甲子園の魔王

ルックバックの甲子園の魔王のネタバレレビュー・内容・結末

ルックバック(2024年製作の映画)
4.8

このレビューはネタバレを含みます

チケットを予約購入していたのに人身事故による電車の遅延で間に合わなくなり、緊急で代わりの劇場を探すも、上映館もそこまで多くない上に公開初日なこともあって都心部は席も埋まっていて、結局大雨のなか舞浜まで行かなければならなくなって鑑賞前はかなり萎えていたのだが、そんな曇天のような気分を晴らしてくれる良作だった。

俺も小学生から中学くらいまで漫画を描いていて、幼馴染の平田君と見せ合いっこをしていた。詳細はもうあんまり思い出せないけどシュール系のギャグ漫画ばかり描いていて、読んで笑わせたら勝ちというにらめっこルールで競っていたのを覚えている。比喩じゃなく血を吐くまで笑ったのはこの時くらいだと思うし、読んでくれる人を意識しながら描くのは楽しかった。この映画のラストの京本の笑顔に俺は平田君の笑顔を重ねて見てしまった(残念ながら平田君は京本とは似ても似つかない、シュタインズゲートのダルそっくりの容姿だが)。
結局俺は本気になれなくていつの間にか描くのを辞めてしまったけど、今でも子供相手に絵を描いたりするとやっぱり絵を描くの好きなんだなと感じる。この前衝動的にデッサンの本買っちゃったし、寝る前に頭に浮かんだ面白そうな話をiPhoneのメモに残したりするし、もうしばらくは「漫画描きたいな〜」とうっすら思いながら生きていくと思う。たぶんそういう創作やモノづくりに対する思いを捨てきれない人は俺以外にもいっぱいいて、だから『ルックバック』は多くの人に刺さって自分の物語のように感じられるんだろうね。

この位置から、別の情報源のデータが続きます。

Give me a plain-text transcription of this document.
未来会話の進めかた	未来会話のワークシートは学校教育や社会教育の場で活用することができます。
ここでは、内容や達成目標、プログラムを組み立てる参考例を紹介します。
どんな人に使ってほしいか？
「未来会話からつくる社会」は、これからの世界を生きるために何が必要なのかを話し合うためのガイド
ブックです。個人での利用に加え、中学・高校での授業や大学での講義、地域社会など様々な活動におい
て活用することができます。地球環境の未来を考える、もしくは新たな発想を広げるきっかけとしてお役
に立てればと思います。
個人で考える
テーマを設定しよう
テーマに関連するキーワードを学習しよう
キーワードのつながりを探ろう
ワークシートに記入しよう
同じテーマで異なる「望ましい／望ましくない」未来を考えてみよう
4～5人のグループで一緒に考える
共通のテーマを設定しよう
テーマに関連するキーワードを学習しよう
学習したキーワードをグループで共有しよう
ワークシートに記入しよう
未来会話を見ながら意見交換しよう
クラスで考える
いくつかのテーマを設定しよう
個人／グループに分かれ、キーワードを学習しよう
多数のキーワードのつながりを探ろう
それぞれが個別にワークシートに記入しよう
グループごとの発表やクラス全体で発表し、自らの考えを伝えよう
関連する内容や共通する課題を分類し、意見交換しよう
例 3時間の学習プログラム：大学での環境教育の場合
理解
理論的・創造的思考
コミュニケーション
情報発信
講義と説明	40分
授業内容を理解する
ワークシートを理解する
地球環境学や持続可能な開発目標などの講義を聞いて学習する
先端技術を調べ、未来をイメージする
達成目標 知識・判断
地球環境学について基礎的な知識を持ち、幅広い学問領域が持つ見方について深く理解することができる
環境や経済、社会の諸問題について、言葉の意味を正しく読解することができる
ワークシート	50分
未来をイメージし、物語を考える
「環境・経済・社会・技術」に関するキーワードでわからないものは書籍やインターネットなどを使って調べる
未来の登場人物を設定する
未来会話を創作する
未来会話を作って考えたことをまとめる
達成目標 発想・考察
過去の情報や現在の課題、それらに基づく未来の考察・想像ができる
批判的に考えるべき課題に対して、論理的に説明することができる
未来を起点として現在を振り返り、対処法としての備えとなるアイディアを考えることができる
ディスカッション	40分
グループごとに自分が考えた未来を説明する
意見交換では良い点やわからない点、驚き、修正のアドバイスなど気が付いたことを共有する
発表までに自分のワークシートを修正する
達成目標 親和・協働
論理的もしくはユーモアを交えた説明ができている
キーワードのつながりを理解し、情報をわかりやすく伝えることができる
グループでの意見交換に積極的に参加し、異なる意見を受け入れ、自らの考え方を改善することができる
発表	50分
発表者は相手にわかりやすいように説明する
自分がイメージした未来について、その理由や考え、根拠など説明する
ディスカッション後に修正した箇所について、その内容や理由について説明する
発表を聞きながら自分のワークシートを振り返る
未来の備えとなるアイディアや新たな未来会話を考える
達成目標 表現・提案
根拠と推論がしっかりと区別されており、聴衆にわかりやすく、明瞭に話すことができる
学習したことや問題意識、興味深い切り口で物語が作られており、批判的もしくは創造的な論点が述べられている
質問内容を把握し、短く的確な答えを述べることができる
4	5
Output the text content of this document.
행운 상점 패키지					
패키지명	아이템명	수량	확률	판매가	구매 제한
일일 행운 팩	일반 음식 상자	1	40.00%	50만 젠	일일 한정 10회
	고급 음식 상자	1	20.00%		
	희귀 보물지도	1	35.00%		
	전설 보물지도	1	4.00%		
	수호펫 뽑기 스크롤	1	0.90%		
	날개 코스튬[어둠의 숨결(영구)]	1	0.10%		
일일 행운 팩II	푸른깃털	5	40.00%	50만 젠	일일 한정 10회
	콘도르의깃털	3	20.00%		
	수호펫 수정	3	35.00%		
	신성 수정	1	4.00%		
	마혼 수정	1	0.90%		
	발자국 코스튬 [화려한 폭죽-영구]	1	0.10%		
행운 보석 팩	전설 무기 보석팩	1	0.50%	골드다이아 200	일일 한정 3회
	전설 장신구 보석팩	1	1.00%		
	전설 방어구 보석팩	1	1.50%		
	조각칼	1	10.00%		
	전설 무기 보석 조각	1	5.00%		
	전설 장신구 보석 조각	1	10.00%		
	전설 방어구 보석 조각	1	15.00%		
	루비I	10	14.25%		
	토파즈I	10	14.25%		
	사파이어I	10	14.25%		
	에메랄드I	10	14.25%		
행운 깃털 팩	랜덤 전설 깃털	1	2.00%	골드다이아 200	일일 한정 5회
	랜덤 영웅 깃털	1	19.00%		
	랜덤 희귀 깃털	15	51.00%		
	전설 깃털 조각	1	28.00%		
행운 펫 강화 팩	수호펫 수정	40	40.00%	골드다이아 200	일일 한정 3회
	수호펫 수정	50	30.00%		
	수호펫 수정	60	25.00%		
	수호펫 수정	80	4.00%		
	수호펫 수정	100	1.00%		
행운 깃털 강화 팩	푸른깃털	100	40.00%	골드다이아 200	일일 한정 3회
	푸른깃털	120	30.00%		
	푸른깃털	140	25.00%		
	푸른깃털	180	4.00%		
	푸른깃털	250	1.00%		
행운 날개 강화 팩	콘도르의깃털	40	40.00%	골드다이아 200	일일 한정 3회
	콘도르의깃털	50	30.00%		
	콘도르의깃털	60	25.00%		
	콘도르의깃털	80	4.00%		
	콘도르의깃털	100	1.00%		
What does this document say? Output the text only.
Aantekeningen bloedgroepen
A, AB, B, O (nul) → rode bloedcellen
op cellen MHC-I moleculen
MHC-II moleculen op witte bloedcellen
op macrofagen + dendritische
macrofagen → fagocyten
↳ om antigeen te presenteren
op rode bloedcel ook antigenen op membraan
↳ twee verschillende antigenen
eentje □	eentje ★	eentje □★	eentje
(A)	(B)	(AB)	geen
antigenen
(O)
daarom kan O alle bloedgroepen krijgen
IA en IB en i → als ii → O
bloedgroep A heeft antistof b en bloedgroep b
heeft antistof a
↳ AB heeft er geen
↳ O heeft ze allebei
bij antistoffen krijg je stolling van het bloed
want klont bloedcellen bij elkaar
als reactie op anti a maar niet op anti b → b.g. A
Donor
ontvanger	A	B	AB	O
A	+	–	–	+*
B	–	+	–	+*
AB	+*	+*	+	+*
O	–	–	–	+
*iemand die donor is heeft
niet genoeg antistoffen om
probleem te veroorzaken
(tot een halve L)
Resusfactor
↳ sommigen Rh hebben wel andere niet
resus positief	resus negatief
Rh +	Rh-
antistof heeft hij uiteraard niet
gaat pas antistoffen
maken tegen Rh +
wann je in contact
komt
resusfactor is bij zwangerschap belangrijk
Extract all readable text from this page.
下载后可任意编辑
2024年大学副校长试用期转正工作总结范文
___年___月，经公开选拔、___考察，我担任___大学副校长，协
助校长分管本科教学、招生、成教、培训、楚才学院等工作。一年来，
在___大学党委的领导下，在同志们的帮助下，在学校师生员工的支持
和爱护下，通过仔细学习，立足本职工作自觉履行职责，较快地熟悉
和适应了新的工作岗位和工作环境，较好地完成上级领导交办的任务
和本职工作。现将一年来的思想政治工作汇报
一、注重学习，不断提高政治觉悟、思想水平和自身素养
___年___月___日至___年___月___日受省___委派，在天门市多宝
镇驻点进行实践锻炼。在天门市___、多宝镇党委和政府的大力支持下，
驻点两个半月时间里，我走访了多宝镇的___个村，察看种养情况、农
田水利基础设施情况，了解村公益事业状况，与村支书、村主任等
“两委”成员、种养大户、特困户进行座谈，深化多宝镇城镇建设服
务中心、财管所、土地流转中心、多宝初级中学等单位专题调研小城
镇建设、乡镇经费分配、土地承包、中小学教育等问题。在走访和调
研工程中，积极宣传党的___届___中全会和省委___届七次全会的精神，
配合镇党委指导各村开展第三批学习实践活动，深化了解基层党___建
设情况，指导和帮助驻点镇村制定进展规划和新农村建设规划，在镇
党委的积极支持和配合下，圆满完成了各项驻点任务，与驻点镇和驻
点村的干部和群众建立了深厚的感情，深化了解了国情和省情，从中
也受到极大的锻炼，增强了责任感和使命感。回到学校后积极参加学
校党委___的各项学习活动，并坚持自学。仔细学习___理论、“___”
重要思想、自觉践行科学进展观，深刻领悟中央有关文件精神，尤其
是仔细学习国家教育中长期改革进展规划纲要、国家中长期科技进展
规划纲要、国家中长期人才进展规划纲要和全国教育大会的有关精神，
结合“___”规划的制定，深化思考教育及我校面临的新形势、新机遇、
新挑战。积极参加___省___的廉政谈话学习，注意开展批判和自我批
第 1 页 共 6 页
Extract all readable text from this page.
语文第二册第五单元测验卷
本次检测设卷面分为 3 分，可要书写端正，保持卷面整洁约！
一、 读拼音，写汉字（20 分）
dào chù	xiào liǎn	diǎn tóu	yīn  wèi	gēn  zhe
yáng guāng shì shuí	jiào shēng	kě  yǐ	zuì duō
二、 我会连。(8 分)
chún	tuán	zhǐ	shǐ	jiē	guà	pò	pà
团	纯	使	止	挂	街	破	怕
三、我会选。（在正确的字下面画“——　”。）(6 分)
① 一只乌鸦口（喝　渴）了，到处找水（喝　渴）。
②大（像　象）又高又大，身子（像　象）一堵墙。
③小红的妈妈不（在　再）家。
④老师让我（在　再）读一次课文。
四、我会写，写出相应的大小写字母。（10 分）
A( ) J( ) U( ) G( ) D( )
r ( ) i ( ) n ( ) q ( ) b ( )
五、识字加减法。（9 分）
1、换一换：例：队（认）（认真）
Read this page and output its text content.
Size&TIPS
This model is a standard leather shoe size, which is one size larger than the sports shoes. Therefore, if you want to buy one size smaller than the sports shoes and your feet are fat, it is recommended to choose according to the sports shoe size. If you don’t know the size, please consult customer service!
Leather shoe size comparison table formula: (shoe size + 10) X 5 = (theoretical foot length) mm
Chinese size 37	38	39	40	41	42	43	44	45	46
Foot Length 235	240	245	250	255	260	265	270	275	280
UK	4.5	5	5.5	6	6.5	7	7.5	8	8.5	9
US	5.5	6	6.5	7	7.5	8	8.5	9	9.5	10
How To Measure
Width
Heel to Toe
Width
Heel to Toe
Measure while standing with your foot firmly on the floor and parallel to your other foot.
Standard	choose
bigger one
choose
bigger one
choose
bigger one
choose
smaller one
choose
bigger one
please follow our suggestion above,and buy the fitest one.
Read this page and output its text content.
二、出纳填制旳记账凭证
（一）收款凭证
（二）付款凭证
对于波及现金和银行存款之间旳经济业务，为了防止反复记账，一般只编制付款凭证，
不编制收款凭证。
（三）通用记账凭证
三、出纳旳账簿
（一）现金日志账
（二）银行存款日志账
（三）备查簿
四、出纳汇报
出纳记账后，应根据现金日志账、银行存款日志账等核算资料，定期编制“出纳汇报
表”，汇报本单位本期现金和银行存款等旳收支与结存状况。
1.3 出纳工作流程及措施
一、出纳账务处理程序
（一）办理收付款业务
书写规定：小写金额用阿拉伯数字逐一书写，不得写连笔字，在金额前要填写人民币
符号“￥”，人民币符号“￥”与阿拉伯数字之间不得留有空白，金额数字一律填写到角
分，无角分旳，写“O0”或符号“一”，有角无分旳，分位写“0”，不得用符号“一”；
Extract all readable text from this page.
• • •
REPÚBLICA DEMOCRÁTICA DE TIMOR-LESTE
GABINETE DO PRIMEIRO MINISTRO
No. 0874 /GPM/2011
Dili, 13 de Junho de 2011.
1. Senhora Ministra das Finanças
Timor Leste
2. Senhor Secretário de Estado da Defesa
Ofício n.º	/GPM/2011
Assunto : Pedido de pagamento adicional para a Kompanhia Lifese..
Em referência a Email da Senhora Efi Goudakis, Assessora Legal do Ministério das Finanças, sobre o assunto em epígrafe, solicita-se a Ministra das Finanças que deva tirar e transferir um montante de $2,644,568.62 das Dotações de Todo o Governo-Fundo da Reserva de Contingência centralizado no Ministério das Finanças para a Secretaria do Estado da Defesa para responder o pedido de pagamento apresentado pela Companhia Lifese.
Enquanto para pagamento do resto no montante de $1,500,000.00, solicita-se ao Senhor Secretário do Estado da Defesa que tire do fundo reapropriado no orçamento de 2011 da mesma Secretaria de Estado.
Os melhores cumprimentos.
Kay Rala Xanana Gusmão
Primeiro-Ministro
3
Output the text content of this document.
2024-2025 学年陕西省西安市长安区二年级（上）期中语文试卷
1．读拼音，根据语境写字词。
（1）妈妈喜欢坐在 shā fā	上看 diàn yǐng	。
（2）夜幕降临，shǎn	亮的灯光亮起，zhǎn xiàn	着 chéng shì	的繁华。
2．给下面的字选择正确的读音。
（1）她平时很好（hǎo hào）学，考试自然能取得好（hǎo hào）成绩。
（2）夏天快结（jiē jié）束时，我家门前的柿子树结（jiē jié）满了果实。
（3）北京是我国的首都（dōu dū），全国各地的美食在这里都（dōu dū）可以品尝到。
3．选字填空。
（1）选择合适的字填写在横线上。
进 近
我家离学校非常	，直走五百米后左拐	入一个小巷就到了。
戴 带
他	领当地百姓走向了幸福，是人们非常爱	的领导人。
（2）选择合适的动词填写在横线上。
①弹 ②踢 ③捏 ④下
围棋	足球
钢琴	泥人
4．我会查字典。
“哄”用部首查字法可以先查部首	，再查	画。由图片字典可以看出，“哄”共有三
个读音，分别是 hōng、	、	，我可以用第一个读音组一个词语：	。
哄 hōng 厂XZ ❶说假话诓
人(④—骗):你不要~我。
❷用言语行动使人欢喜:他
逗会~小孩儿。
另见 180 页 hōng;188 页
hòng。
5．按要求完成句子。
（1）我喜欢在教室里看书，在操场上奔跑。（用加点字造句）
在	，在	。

隣に座った女性が遅れて入ってきたんだけど目の前を横切った事を上映終了後にめちゃくちゃ申し訳なさそうに謝ってきて、俺は俺で「ア、イヤソンナ、ゼンゼンゼンゼン…」とゼンゼンゼミになってしまって、居た堪れなくなったのでばたばたと劇場を後にしたが、じんわりと余韻が残る映画だった。